Traditional robots, he noted, need to be stationery. They also require a process that does not involve a lot of change. “If you need to change something (in the process), that’s a hard day,” Harbert said.
When traditional robots are deployed, it usually takes two to three weeks to put the automation process in place, he said. Seventy percent of robots have been deployed in the automotive sector, he noted.
Harbert emphasized that collaborative robots are better suited to the needs of today’s industrial facilities as “mass customization” has emerged. Nowadays, retailers want more stock keeping units, custom labels, and even custom packaging. “Traditional automation doesn’t fit that very well,” he said.
Another deficiency of traditional robots is that they can be dangerous. “Traditional robots are very, very dangerous,” he said. Hence, facilities have segregated human activity from robots to ensure safety.
The new generation of collaborative robots allow facilities to assign the more repetitive tasks to robots and the more complicated work to humans.
Collaborative robots have more of their features are internalized, which brings down their cost. “The goal is to dramatically reduce the investment in bringing automation to a process,” Harbert said.
Collaborative robots have:
- behavior-based intelligence
- pedestals with locking casters for easy mobility and stability
- 7 degrees of freedom per arm for maximum flexibility and range
- compliant joints with force sensing and control delivery safety
- a fully integrated system for a streamlined integration process
- intuitive user interface for easy training and deployment
- imbedded vision system
- customized end effectors for easily switching tasks
Collaborative robots are meant to be near humans. “This is a huge departure,” Harbert said. The robot senses the presence of another object – such as a human – and stops its process and waits.
The robots have tactile sensing to direct their movements. “The robot can use a human like strategy to make sure the job is being done properly,” he said.

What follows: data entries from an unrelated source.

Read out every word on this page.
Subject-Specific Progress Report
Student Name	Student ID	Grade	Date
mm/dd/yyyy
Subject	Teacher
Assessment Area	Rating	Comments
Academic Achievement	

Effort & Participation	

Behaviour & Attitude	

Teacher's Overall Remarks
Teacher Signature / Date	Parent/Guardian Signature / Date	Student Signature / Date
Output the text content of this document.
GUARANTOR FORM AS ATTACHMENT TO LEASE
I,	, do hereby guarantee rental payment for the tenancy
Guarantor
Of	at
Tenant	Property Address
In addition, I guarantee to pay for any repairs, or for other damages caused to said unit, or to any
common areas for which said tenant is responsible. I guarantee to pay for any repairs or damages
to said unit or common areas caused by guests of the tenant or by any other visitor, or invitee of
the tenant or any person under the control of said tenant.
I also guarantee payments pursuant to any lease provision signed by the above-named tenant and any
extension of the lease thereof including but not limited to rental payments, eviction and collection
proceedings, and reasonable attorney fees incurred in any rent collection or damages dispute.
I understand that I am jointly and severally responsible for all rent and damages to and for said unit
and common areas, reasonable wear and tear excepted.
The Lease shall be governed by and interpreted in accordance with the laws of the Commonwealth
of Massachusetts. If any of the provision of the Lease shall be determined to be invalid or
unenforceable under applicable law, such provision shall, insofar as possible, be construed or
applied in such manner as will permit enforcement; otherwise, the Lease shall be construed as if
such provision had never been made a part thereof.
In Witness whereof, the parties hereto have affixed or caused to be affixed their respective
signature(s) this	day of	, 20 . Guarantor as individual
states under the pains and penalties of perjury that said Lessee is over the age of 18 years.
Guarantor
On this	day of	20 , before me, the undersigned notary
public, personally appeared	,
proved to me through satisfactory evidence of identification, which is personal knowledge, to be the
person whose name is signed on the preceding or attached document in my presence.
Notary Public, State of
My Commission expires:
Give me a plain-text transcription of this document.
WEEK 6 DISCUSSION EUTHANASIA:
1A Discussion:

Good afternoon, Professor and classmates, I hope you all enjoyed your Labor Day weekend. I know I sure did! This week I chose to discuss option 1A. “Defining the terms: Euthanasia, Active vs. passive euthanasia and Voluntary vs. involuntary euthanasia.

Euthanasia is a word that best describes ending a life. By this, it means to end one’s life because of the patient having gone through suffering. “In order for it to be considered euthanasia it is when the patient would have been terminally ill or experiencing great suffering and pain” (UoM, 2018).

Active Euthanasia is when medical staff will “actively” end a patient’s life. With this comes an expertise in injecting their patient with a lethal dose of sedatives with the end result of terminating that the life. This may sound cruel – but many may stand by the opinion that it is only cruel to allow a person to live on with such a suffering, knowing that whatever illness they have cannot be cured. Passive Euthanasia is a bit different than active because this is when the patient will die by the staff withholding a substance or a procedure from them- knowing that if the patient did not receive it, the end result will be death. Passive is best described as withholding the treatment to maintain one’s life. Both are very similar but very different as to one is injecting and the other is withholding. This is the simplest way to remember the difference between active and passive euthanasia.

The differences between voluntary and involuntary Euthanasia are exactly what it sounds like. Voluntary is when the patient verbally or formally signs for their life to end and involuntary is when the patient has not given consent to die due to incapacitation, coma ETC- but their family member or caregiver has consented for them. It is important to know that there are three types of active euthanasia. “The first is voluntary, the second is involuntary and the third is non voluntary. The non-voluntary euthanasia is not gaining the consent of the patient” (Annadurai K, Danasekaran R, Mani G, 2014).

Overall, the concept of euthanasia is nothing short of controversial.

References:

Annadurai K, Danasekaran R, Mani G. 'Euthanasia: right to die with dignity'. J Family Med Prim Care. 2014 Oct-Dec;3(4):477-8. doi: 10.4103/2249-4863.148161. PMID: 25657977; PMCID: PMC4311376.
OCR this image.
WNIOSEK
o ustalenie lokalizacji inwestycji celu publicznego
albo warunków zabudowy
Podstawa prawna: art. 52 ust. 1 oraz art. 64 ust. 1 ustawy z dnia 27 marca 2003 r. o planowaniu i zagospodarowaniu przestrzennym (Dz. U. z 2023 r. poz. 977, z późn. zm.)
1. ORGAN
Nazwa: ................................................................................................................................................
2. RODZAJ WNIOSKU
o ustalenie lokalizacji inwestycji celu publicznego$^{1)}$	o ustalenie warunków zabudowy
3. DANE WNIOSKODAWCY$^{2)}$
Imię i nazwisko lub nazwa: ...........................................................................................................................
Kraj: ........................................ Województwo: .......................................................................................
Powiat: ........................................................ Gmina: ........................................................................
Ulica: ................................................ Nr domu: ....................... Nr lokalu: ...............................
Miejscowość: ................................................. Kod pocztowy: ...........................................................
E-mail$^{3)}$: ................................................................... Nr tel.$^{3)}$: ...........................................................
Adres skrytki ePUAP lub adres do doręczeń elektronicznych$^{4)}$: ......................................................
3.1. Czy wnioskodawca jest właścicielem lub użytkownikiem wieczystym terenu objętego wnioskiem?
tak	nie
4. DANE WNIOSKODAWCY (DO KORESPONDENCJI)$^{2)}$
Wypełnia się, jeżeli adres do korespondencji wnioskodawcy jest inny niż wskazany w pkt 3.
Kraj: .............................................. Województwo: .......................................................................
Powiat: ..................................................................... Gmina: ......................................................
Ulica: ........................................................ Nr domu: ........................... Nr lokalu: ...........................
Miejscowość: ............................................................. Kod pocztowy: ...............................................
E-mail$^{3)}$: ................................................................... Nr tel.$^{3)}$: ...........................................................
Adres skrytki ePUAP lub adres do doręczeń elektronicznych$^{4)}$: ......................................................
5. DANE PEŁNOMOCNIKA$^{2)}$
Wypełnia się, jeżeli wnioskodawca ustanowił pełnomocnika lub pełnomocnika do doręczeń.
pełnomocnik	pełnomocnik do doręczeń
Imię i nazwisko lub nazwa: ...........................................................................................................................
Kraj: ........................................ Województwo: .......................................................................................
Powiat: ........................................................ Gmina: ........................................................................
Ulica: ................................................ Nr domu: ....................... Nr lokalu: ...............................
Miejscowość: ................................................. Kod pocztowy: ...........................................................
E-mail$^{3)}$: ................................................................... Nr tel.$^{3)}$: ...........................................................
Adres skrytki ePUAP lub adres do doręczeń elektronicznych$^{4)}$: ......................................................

They include graphical interfaces and can also be instructed to do a new task.
Because of their ease of deployment, collaborative robots can be set up in a work space in one to three days, compared to the two or three weeks for traditional robots, Harbert said. This is largely because they require less programming and there is less training on the part of the people who oversee them.
The new generation of robots are also more affordable, he said. Collaborative robots on average cost around $49,000.
Harbert said the average cost for an industrial robot has declined from $182,000 in 2005 to $155,000 in 2010 to $133,000 in 2014. One reason the cost is declining, he noted, is the newer robots are smaller. Because of this, they need fewer safety features and less systems engineering. Hardware itself is not the biggest cost for a robot; safety features and systems engineering have been a big part of the cost. “These are complex systems,” he said of traditional robots.
He noted that robot manufacturers usually offer onsite training.
Collaborative robots have been deployed for line loading and unloading, machine tending, custom processing, and pack out.
In one instance, a smart robot was put in a machine tending work area and no modification was needed for the work station.
One person in the audience raised the question of OSHA safety standards for these robots. Harbert responded that American National Standards Institute (ANSI) standards require risk assessments and site assessments for these robots at present. The current ANSI standards for robots were written in 2008 when collaborative robots did not exist, he said. He said new standards are in process and should be released this year.
“We’ve never had any problem with implementation,” Harbert said. “We’ve never been stopped.”
The economics for these robots will make sense in many facilities. Harbert said if two direct labor positions can be replaced by one of these robots, it can save $60,000 per year.
He said the typical return on investment is six to nine months. In response to a question, he said the typical life span is five to seven years.